Харе Кришна, дорогие преданные! 

Необходимо в короткие сроки, до 1 сентября 2017 г., собрать группу единомышленников с автомобилями, желающих выполнять замечательное служение - встреча и проводы преданных на фестивале "Садху-санга"! Сам Господь был колесничим Арджуны! Что может вдохновить больше?! 
Есть очень много поездок по маршрутам: Краснодар (аэропорт) - Джубга и ЖД Вокзал Горячий Ключ - Джубга в период проведения фестиваля. Ну и по окончании - обратно. Можно как служение, как служение с оплатой ГСМ, как служение с частичной оплатой по возможности. 
Это тот случай, когда Шрила Прабхупада будет доволен нами! 
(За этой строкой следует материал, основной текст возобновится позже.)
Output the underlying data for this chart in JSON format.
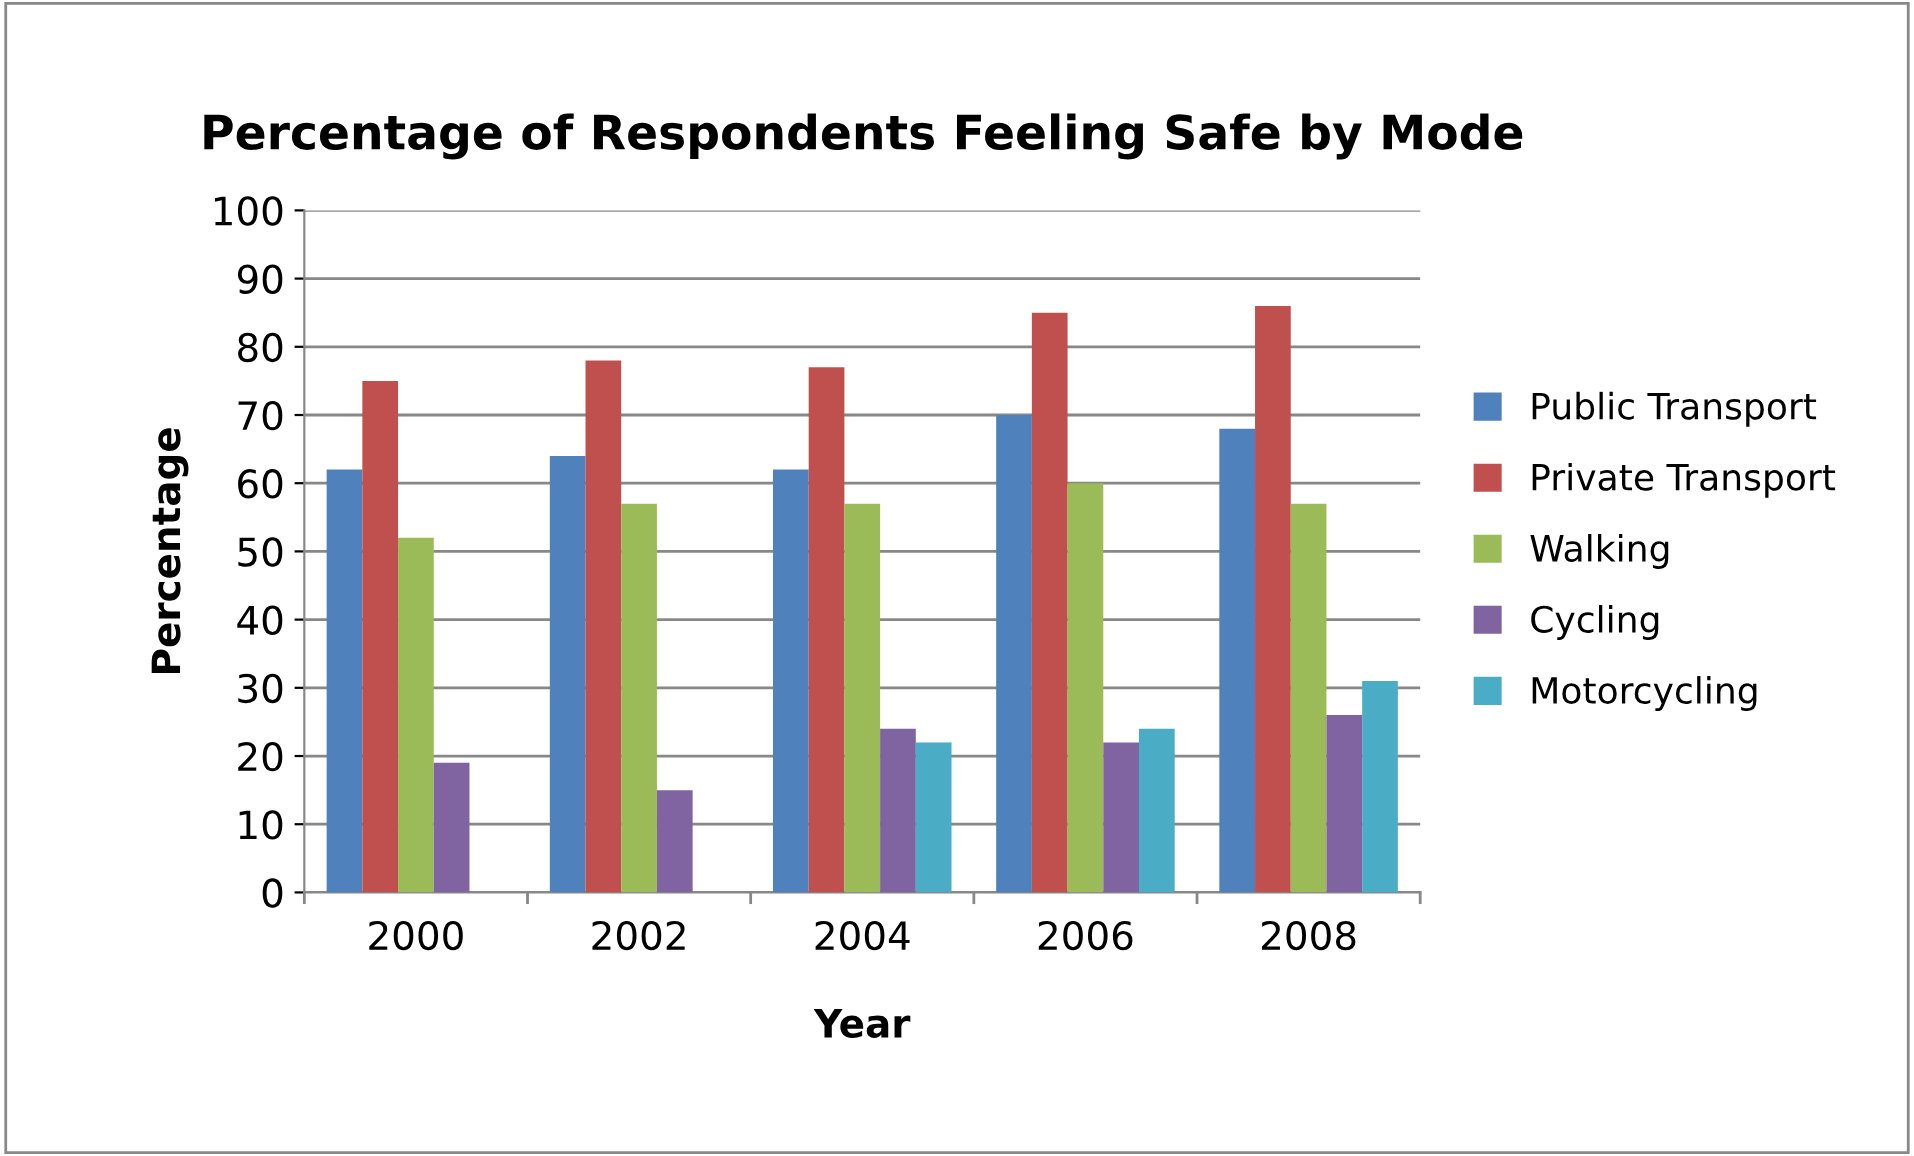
{
  "chart_data": {
    "type": "bar",
    "title": "Percentage of Respondents Feeling Safe by Mode",
    "xlabel": "Year",
    "ylabel": "Percentage",
    "categories": [
      "2000",
      "2002",
      "2004",
      "2006",
      "2008"
    ],
    "series": [
      {
        "name": "Public Transport",
        "color": "#4f81bd",
        "values": [
          62,
          64,
          62,
          70,
          68
        ]
      },
      {
        "name": "Private Transport",
        "color": "#c0504d",
        "values": [
          75,
          78,
          77,
          85,
          86
        ]
      },
      {
        "name": "Walking",
        "color": "#9bbb59",
        "values": [
          52,
          57,
          57,
          60,
          57
        ]
      },
      {
        "name": "Cycling",
        "color": "#8064a2",
        "values": [
          19,
          15,
          24,
          22,
          26
        ]
      },
      {
        "name": "Motorcycling",
        "color": "#4bacc6",
        "values": [
          null,
          null,
          22,
          24,
          31
        ]
      }
    ],
    "ylim": [
      0,
      100
    ],
    "yticks": [
      0,
      10,
      20,
      30,
      40,
      50,
      60,
      70,
      80,
      90,
      100
    ],
    "grid": "y",
    "legend": "right"
  }
}
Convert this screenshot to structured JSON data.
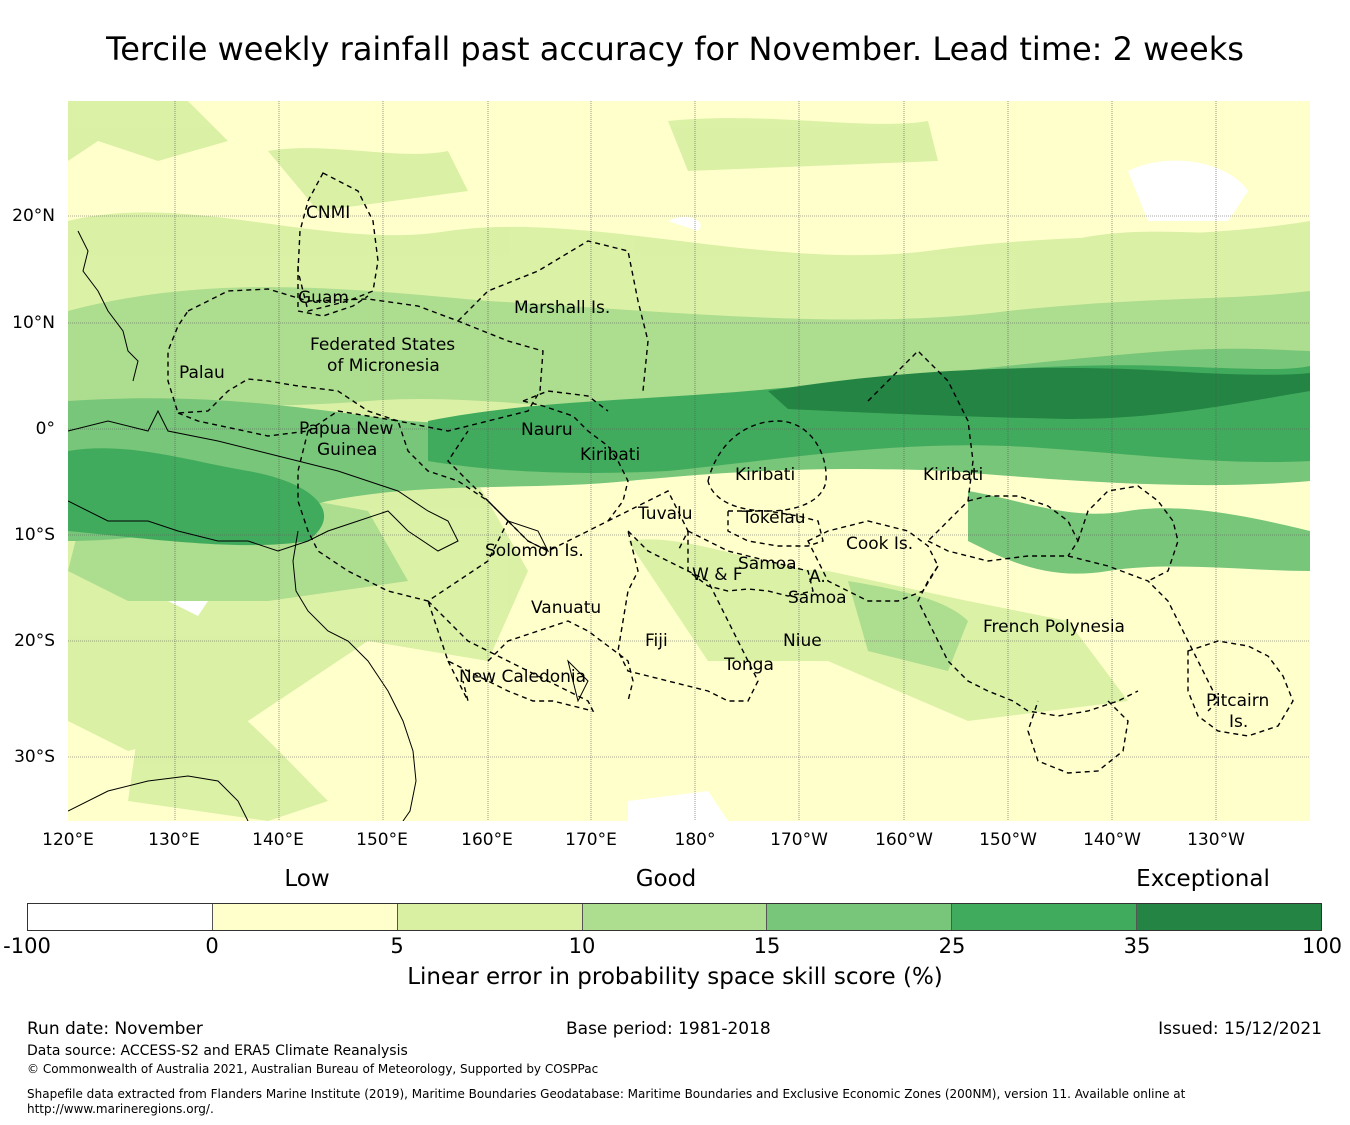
{
  "title": "Tercile weekly rainfall past accuracy for November. Lead time: 2 weeks",
  "map": {
    "lat_labels": [
      "20°N",
      "10°N",
      "0°",
      "10°S",
      "20°S",
      "30°S"
    ],
    "lon_labels": [
      "120°E",
      "130°E",
      "140°E",
      "150°E",
      "160°E",
      "170°E",
      "180°",
      "170°W",
      "160°W",
      "150°W",
      "140°W",
      "130°W"
    ],
    "regions": {
      "cnmi": "CNMI",
      "guam": "Guam",
      "marshall": "Marshall Is.",
      "fsm_1": "Federated States",
      "fsm_2": "of Micronesia",
      "palau": "Palau",
      "png_1": "Papua New",
      "png_2": "Guinea",
      "nauru": "Nauru",
      "kiribati_west": "Kiribati",
      "kiribati_central": "Kiribati",
      "kiribati_east": "Kiribati",
      "tuvalu": "Tuvalu",
      "tokelau": "Tokelau",
      "cook": "Cook Is.",
      "solomon": "Solomon Is.",
      "samoa": "Samoa",
      "wf": "W & F",
      "asamoa_1": "A.",
      "asamoa_2": "Samoa",
      "vanuatu": "Vanuatu",
      "fiji": "Fiji",
      "niue": "Niue",
      "tonga": "Tonga",
      "new_caledonia": "New Caledonia",
      "french_polynesia": "French Polynesia",
      "pitcairn_1": "Pitcairn",
      "pitcairn_2": "Is."
    }
  },
  "legend": {
    "categories": [
      "Low",
      "Good",
      "Exceptional"
    ],
    "colors": [
      "#ffffff",
      "#ffffcc",
      "#d9f0a3",
      "#addd8e",
      "#78c679",
      "#41ab5d",
      "#238443"
    ],
    "ticks": [
      "-100",
      "0",
      "5",
      "10",
      "15",
      "25",
      "35",
      "100"
    ],
    "title": "Linear error in probability space skill score (%)"
  },
  "footer": {
    "run_date": "Run date: November",
    "base_period": "Base period: 1981-2018",
    "issued": "Issued: 15/12/2021",
    "data_source": "Data source: ACCESS-S2 and ERA5 Climate Reanalysis",
    "copyright": "© Commonwealth of Australia 2021, Australian Bureau of Meteorology, Supported by COSPPac",
    "shapefile_1": "Shapefile data extracted from Flanders Marine Institute (2019), Maritime Boundaries Geodatabase: Maritime Boundaries and Exclusive Economic Zones (200NM), version 11. Available online at",
    "shapefile_2": "http://www.marineregions.org/."
  }
}
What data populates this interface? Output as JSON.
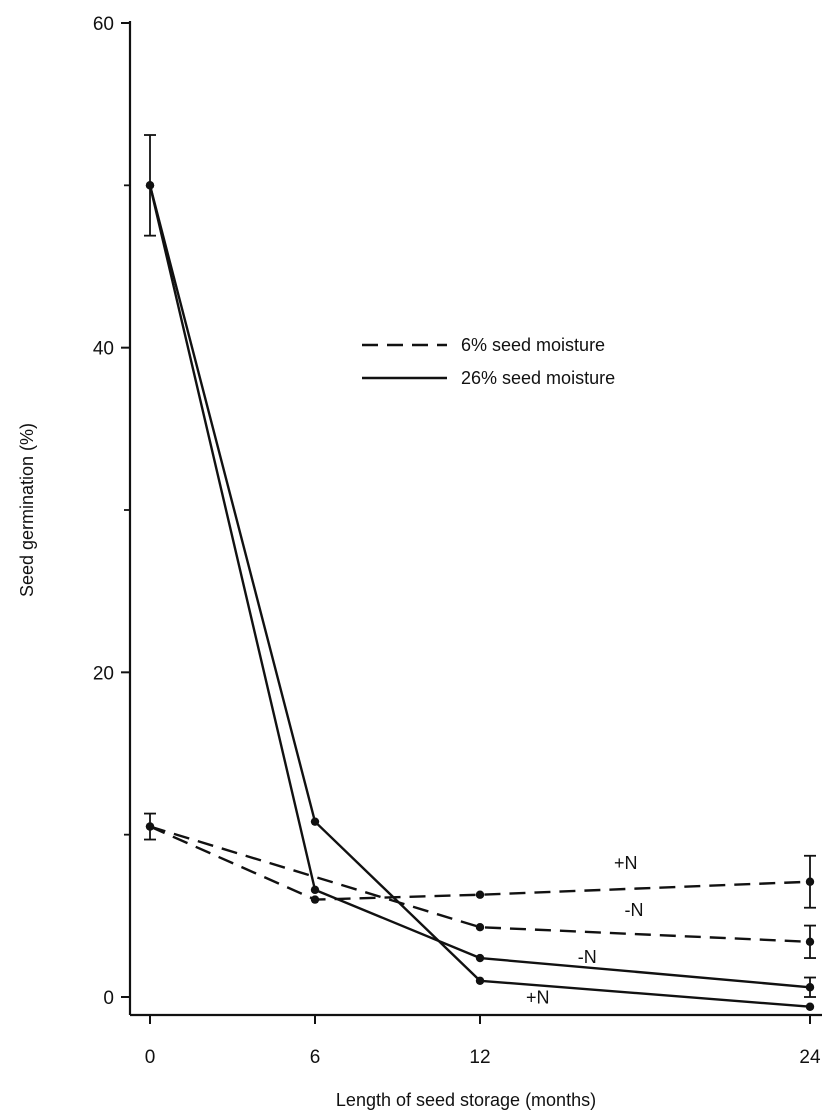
{
  "chart_data": {
    "type": "line",
    "xlabel": "Length of seed storage (months)",
    "ylabel": "Seed germination (%)",
    "xlim": [
      0,
      24
    ],
    "ylim": [
      0,
      60
    ],
    "xticks": [
      0,
      6,
      12,
      24
    ],
    "yticks": [
      0,
      20,
      40,
      60
    ],
    "y_minor_ticks": [
      10,
      30,
      50
    ],
    "grid": false,
    "legend": {
      "placement": "center-right",
      "entries": [
        {
          "label": "6% seed moisture",
          "style": "dashed"
        },
        {
          "label": "26% seed moisture",
          "style": "solid"
        }
      ]
    },
    "series": [
      {
        "moisture": "6% seed moisture",
        "label": "+N",
        "style": "dashed",
        "points": [
          {
            "x": 0,
            "y": 10.5,
            "error": 0.8
          },
          {
            "x": 6,
            "y": 6.0
          },
          {
            "x": 12,
            "y": 6.3
          },
          {
            "x": 24,
            "y": 7.1,
            "error": 1.6
          }
        ]
      },
      {
        "moisture": "6% seed moisture",
        "label": "-N",
        "style": "dashed",
        "points": [
          {
            "x": 0,
            "y": 10.5
          },
          {
            "x": 12,
            "y": 4.3
          },
          {
            "x": 24,
            "y": 3.4,
            "error": 1.0
          }
        ]
      },
      {
        "moisture": "26% seed moisture",
        "label": "-N",
        "style": "solid",
        "points": [
          {
            "x": 0,
            "y": 50.0
          },
          {
            "x": 6,
            "y": 10.8
          },
          {
            "x": 12,
            "y": 1.0
          },
          {
            "x": 24,
            "y": -0.6
          }
        ]
      },
      {
        "moisture": "26% seed moisture",
        "label": "+N",
        "style": "solid",
        "points": [
          {
            "x": 0,
            "y": 50.0,
            "error": 3.1
          },
          {
            "x": 6,
            "y": 6.6
          },
          {
            "x": 12,
            "y": 2.4
          },
          {
            "x": 24,
            "y": 0.6,
            "error": 0.6
          }
        ]
      }
    ],
    "series_labels": [
      {
        "text": "+N",
        "x": 17.3,
        "y": 7.9
      },
      {
        "text": "-N",
        "x": 17.6,
        "y": 5.0
      },
      {
        "text": "-N",
        "x": 15.9,
        "y": 2.1
      },
      {
        "text": "+N",
        "x": 14.1,
        "y": -0.4
      }
    ]
  }
}
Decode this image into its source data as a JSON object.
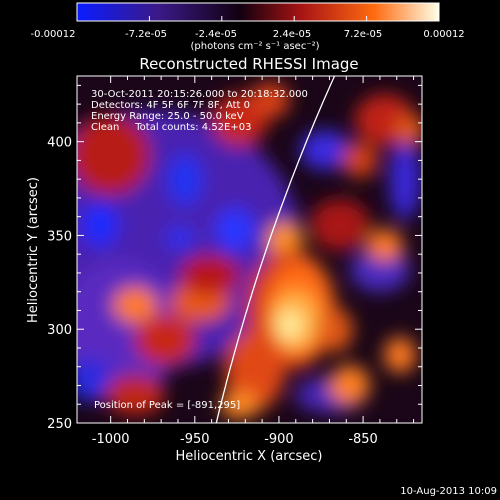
{
  "colorbar": {
    "tick_labels": [
      "-0.00012",
      "-7.2e-05",
      "-2.4e-05",
      "2.4e-05",
      "7.2e-05",
      "0.00012"
    ],
    "unit_label": "(photons cm⁻² s⁻¹ asec⁻²)",
    "colors": [
      "#0a1cff",
      "#3a1a8a",
      "#120010",
      "#a81414",
      "#ff6a10",
      "#ffffe8"
    ]
  },
  "chart_data": {
    "type": "heatmap",
    "title": "Reconstructed RHESSI Image",
    "xlabel": "Heliocentric X (arcsec)",
    "ylabel": "Heliocentric Y (arcsec)",
    "xlim": [
      -1020,
      -815
    ],
    "ylim": [
      250,
      435
    ],
    "x_ticks": [
      -1000,
      -950,
      -900,
      -850
    ],
    "y_ticks": [
      250,
      300,
      350,
      400
    ],
    "annotations": [
      "30-Oct-2011 20:15:26.000 to 20:18:32.000",
      "Detectors: 4F 5F 6F 7F 8F, Att 0",
      "Energy Range: 25.0 - 50.0 keV",
      "Clean     Total counts: 4.52E+03"
    ],
    "peak_label": "Position of Peak = [-891,295]",
    "peak": [
      -891,
      295
    ],
    "limb": {
      "description": "solar limb",
      "color": "#ffffff"
    }
  },
  "footer": {
    "date_stamp": "10-Aug-2013 10:09"
  }
}
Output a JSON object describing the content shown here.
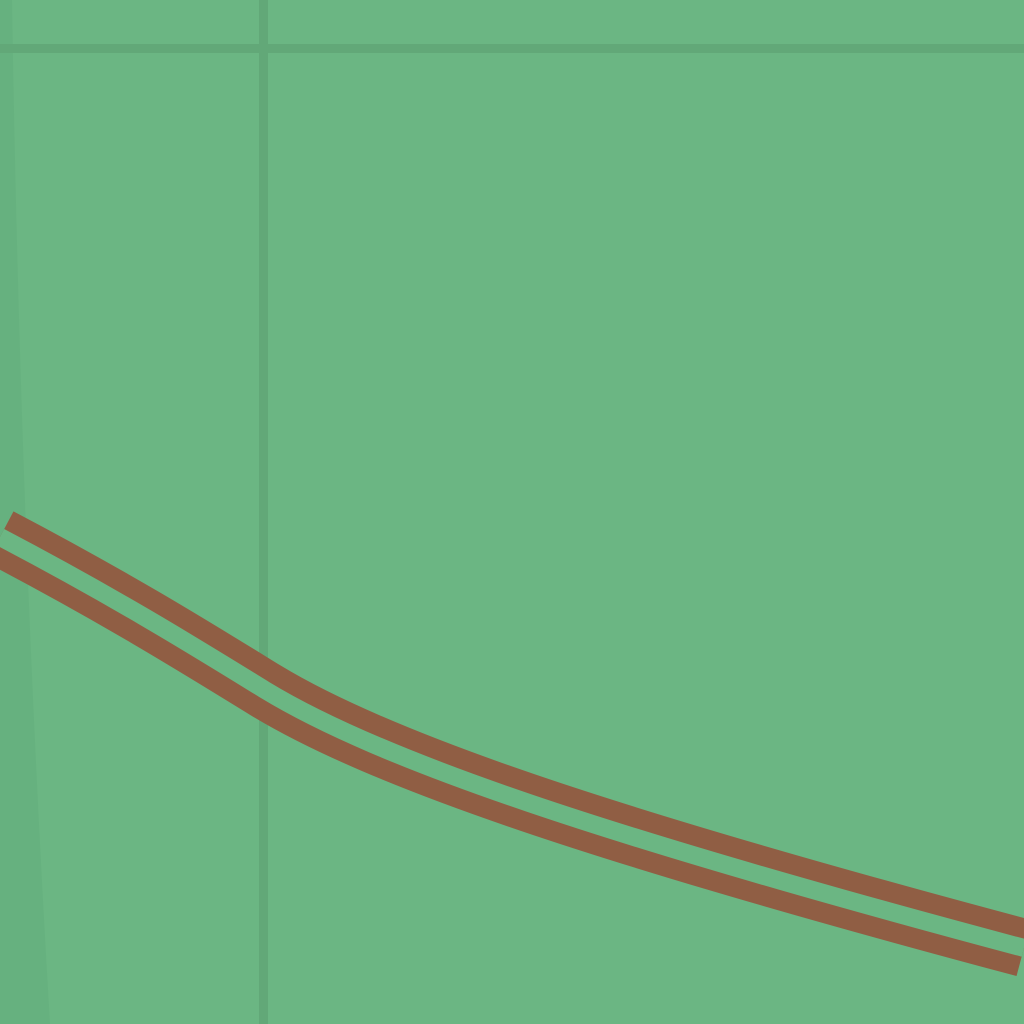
{
  "map": {
    "colors": {
      "land": "#6bb683",
      "grid_line": "#62a878",
      "edge_shade": "#66b07e",
      "road_casing": "#905e44",
      "road_fill": "#6bb683"
    },
    "features": [
      {
        "kind": "grid-line",
        "orientation": "horizontal"
      },
      {
        "kind": "grid-line",
        "orientation": "vertical"
      },
      {
        "kind": "road",
        "style": "double-line"
      }
    ]
  }
}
Всем, кто заинтересовался - пишите в личку https://vk.com/bhaktasergey , группу https://vk.com/blagotaxi 
или в департамент встречи гостей transfer@sadhu-sanga.ru 

С уважением, 
Сергей Дьяков, 
департамент встречи гостей фестиваля "Садху-санга"

----------


## Гаура Гададхара дас

В прошлом году так было. В форуме писали палатки по 100 руб. Но по факту 100 руб. за человека и 100 руб. за палатку. Если в палатке 2 человека, то 300 руб.

----------


## Lakshmana Prana das

> В прошлом году так было. В форуме писали палатки по 100 руб. Но по факту 100 руб. за человека и 100 руб. за палатку. Если в палатке 2 человека, то 300 руб.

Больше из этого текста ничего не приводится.